On doit à l'écrivain Ludovico Dolce, Vénitien formé à Padoue, une abondante production de traductions du latin, de commentaires (en particulier ceux du Décaméron et du Roland furieux), de poèmes épiques, de comédies (La Fabrizia, 1545 ; Il Ragazzo, 1541) qui, bien que dérivées des modèles de Plaute et de Térence, trahissent l'influence de l'Arétin. Mais le nom de Dolce demeure surtout attaché à deux traités publiés respectivement en 1550 et 1557. Le premier, Observations sur la langue vulgaire (Osservazioni sulla volgar lingua), analyse avec un certain empirisme la structure morphologique, la métrique, l'orthographe de la langue « toscane » dans un esprit qui se rapproche de celui de Bembo et entend combattre les théories de Dante.
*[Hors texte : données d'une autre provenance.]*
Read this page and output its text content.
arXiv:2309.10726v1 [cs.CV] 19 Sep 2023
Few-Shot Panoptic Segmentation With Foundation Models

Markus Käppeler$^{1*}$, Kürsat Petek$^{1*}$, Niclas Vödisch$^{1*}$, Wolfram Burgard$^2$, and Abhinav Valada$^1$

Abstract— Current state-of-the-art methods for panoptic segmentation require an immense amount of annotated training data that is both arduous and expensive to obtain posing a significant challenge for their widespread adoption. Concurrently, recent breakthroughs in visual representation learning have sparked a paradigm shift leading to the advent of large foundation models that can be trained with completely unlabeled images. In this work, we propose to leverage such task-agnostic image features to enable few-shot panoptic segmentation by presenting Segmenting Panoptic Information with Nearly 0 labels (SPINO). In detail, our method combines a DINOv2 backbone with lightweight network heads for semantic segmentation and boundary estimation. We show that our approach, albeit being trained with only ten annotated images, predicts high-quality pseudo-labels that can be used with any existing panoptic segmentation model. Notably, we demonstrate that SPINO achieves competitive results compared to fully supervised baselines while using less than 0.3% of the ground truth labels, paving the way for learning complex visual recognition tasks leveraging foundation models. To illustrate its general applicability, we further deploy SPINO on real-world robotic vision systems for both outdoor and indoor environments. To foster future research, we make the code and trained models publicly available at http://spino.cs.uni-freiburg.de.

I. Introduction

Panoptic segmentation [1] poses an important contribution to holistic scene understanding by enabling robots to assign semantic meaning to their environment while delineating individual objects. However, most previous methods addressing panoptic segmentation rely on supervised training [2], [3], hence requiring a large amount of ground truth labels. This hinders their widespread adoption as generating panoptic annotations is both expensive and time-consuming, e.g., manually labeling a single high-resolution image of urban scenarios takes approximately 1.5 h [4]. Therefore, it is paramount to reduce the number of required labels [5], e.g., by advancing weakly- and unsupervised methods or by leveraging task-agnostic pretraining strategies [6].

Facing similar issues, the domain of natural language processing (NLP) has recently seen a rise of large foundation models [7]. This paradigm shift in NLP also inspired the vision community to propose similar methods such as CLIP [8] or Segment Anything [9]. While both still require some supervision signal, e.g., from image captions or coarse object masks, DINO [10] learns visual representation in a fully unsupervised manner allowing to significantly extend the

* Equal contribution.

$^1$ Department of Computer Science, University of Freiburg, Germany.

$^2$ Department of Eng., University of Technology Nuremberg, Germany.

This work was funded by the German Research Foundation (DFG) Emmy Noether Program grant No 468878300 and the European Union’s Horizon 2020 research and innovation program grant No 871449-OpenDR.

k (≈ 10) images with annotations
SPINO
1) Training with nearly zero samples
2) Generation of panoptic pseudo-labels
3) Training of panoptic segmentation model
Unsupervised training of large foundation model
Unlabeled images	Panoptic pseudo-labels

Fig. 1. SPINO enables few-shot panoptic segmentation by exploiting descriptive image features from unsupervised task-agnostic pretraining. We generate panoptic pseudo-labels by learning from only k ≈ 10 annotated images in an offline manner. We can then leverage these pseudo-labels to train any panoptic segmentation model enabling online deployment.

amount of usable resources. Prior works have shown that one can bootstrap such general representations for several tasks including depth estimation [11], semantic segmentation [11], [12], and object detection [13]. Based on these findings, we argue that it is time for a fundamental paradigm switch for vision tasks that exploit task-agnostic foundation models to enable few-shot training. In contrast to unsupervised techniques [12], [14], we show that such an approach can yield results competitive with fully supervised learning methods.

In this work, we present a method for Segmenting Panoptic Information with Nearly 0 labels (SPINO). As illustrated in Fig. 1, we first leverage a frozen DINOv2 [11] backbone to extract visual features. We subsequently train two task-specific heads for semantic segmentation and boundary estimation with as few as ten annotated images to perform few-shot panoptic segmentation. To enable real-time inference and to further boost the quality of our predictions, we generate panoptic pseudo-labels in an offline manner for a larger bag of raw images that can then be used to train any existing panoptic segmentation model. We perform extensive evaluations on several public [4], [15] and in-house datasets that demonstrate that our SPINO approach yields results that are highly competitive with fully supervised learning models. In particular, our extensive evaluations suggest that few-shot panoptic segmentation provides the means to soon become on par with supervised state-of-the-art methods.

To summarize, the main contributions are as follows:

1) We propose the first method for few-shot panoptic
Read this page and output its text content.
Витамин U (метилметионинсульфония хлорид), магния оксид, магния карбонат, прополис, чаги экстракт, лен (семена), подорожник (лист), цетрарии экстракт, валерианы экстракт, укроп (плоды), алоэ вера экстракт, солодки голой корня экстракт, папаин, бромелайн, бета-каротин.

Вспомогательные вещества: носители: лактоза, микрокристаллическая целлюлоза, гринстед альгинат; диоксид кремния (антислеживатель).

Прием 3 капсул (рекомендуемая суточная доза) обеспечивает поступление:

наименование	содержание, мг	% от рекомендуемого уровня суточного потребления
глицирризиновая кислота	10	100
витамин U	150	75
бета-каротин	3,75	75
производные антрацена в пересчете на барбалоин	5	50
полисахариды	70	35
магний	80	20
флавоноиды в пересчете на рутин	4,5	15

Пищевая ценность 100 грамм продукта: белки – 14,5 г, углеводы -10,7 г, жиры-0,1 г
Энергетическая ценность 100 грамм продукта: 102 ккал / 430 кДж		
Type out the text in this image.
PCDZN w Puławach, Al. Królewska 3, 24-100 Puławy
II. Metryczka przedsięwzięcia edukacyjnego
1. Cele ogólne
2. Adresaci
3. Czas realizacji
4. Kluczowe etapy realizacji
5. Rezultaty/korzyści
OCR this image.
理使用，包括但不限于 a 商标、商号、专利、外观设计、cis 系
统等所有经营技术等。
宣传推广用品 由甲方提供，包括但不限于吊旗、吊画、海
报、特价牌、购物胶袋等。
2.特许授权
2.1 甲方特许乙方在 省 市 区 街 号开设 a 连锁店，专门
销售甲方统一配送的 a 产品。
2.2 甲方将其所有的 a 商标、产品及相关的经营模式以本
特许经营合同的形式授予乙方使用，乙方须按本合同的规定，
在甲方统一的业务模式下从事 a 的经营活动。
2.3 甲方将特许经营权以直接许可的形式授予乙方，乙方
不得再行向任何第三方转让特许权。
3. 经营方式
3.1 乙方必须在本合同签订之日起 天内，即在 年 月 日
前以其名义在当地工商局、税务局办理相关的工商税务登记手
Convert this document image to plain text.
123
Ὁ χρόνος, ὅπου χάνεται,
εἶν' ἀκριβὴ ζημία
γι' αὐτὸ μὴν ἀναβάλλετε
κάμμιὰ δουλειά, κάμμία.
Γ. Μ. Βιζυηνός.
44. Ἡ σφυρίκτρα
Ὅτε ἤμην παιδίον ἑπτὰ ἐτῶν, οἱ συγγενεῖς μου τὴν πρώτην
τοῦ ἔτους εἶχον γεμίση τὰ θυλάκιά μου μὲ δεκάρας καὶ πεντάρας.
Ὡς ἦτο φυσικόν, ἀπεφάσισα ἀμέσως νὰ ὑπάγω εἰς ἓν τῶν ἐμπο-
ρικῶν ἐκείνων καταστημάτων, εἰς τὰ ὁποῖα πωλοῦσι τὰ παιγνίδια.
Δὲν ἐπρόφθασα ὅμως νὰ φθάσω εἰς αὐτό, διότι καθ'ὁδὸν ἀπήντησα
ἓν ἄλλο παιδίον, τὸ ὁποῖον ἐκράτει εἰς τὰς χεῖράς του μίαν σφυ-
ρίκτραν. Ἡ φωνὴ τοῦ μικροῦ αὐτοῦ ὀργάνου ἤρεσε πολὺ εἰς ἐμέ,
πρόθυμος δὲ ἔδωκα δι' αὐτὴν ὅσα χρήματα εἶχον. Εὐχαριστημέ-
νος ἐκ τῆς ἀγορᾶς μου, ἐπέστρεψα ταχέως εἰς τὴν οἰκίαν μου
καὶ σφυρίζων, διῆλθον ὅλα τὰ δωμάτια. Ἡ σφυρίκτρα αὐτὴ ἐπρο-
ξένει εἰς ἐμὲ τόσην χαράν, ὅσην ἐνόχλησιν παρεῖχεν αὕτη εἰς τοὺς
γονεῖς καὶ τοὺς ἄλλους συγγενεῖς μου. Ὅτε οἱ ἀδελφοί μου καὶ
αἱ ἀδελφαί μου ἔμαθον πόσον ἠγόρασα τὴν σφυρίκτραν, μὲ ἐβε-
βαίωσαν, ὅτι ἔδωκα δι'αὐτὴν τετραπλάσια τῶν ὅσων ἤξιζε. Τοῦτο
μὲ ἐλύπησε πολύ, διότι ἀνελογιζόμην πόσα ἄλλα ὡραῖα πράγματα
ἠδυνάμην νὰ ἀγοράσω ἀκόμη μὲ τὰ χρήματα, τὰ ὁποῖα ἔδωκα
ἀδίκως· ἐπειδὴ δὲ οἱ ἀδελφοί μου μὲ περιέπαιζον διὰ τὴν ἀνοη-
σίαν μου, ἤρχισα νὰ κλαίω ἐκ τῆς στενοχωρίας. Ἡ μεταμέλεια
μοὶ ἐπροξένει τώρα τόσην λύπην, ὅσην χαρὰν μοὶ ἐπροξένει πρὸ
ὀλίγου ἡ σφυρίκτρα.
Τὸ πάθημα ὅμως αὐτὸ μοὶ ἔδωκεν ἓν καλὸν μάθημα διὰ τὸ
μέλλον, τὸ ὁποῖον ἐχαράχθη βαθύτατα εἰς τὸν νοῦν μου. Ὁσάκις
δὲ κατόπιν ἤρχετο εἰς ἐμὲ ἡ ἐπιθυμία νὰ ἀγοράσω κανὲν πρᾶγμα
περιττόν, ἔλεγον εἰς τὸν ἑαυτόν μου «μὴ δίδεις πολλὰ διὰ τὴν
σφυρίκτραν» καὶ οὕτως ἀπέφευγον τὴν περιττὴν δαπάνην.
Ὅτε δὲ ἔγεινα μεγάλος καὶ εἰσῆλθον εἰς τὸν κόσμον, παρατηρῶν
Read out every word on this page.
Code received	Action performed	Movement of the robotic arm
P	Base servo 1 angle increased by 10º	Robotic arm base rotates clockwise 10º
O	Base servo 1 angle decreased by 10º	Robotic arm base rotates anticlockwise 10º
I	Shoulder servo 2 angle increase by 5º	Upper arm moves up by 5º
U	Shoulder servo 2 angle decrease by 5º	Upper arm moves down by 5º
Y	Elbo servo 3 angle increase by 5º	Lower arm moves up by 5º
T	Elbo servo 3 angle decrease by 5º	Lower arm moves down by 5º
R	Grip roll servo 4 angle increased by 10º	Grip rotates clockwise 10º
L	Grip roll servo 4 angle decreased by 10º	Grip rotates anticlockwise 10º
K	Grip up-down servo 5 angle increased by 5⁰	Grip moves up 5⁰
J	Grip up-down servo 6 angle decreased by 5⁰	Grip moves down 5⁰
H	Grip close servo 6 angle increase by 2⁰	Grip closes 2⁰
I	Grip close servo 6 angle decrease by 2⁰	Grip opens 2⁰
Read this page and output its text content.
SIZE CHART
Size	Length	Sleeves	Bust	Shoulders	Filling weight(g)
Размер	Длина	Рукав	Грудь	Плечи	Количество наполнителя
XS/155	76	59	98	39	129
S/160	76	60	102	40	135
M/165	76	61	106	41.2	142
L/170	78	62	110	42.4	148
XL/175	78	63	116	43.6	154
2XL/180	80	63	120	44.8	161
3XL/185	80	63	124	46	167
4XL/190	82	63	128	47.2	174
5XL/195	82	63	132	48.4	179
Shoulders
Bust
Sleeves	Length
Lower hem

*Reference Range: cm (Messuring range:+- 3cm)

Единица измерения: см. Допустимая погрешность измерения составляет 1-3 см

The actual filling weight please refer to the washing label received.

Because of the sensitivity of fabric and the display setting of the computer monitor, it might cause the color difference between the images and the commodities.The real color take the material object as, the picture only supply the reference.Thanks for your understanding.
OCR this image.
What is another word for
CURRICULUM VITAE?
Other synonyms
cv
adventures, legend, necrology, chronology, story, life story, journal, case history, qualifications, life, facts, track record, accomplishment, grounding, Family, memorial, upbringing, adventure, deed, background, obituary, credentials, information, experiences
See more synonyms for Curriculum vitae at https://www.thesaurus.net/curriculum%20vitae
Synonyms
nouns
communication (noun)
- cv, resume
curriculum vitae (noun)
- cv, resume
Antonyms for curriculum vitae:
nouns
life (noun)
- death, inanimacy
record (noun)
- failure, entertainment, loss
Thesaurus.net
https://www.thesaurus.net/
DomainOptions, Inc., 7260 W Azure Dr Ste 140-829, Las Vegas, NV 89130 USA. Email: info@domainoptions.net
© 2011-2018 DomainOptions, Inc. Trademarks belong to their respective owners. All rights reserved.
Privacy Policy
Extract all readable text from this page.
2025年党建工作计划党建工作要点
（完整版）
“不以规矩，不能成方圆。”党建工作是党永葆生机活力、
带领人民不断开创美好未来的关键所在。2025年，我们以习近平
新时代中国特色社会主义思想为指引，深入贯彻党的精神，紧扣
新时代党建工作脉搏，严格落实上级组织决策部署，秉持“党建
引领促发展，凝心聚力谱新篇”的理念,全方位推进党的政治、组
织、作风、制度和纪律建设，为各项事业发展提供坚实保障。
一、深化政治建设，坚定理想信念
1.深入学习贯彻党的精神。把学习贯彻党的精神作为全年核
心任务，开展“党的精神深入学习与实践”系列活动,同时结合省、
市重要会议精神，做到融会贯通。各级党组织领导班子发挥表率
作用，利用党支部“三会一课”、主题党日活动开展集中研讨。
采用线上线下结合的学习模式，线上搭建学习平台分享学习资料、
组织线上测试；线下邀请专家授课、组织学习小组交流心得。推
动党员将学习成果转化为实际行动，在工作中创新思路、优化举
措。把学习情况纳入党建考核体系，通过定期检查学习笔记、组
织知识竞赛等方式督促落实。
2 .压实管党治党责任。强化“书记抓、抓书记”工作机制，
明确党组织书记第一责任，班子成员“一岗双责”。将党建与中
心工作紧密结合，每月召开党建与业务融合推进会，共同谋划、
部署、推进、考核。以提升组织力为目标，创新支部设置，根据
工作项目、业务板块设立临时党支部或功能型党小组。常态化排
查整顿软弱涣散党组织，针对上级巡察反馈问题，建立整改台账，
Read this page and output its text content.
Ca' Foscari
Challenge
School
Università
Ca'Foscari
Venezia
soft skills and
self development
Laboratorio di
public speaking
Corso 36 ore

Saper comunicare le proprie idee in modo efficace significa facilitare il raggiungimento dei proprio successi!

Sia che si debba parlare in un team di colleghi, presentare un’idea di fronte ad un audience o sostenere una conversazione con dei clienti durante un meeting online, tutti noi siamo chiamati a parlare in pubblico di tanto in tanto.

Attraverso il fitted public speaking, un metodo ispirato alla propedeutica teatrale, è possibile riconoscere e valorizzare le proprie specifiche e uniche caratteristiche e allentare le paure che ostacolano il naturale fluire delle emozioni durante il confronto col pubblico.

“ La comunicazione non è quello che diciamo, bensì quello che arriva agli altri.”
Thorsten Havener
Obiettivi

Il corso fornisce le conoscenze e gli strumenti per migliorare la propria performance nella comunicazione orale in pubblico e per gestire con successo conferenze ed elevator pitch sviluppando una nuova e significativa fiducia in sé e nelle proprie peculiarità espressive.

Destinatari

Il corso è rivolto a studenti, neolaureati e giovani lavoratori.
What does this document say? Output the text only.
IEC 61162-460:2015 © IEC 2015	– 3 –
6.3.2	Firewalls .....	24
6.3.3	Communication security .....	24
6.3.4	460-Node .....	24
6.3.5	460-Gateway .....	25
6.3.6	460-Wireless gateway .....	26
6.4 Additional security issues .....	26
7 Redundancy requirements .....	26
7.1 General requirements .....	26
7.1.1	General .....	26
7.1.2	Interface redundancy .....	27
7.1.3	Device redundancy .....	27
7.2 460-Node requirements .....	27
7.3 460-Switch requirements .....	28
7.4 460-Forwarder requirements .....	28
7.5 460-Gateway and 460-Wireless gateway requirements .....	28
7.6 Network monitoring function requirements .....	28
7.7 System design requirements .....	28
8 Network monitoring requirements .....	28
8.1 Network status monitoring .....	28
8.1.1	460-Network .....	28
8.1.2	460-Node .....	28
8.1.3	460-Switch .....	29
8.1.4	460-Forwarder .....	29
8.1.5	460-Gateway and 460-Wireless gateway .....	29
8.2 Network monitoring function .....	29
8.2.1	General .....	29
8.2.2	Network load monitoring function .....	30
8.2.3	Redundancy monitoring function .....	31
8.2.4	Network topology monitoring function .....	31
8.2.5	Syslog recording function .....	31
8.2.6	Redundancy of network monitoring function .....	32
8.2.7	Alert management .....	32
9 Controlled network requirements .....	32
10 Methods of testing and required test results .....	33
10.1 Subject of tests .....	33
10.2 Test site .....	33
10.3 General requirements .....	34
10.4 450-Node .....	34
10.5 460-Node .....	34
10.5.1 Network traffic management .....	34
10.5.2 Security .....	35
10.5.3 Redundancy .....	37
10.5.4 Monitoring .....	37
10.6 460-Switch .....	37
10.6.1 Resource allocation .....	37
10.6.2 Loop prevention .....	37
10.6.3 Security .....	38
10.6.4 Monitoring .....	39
Le second, intitulé L'Aretino, est un dialogue consacré à la peinture dont l'intérêt réside — plus encore que dans son parti théorique — dans les idées puristes, classicisantes, voire réactionnaires que son auteur oppose au maniérisme, et particulièrement à la vogue croissante du style de Michel-Ange. Dolce, après avoir brossé un panorama de l'art vénitien conçu selon une courbe de perfection jalonnée par les trois grands noms de Bellini, de Giorgione et de Titien, se refuse, en effet, d'emblée, à sacrifier au culte dédié au maître toscan (« On ne doit pas s'arrêter aux louanges d'un seul homme, les cieux ayant, dans leur libéralité, produit à notre époque des peintres de valeur égale, et en certains domaines supérieure, à celle de Michel-Ange »). Les reproches que Dolce adresse au peintre de la Sixtine, et donc indirectement à son principal apologiste, Vasari, sont de deux ordres : critiquant l'« Invention » du Jugement dernier, le Vénitien ramène le dessin des figures à de vulgaires anatomies en lui opposant la « grâce », la variété de Raphaël ; puis, se situant sur le terrain d'un moraliste de la Contre-Réforme, mais avec beaucoup moins d'habileté que l'Arétin, il accuse le Jugement de corrompre les sens, d'offusquer la « convenance » (decoro). La poétique de Raphaël, dont au reste la grazia est louée par un Vasari au même titre que la terribilità de Michel-Ange, devient ainsi pour Dolce une valeur antinomique supérieure, par rapport à l'ingenium du maître toscan. En définitive, comme en témoigne la biographie qui conclut le dialogue, le génie de Titien est placé encore au-dessus de ces deux derniers artistes dans la mesure où il concilie « divinement » dessin et coloris, où il se montre habile à émouvoir et à persuader le spectateur par le jeu des expressions, suivant en cela l'exemple « des bons poètes et des orateurs ». En homme de lettres, Dolce défend systématiquement le thème traditionnel de l'ut pictura poesis, l'idée d'une identité entre peinture, poésie et littérature ; ses intentions encyclopédiques, le peu de pages qu'il réserve aux discussions techniques sont caractéristiques d'une époque où les artistes finissent par se soumettre au jugement des lettrés, devenus en principe (comme Dolce) experts dans les questions d'iconographie et même de technique picturale.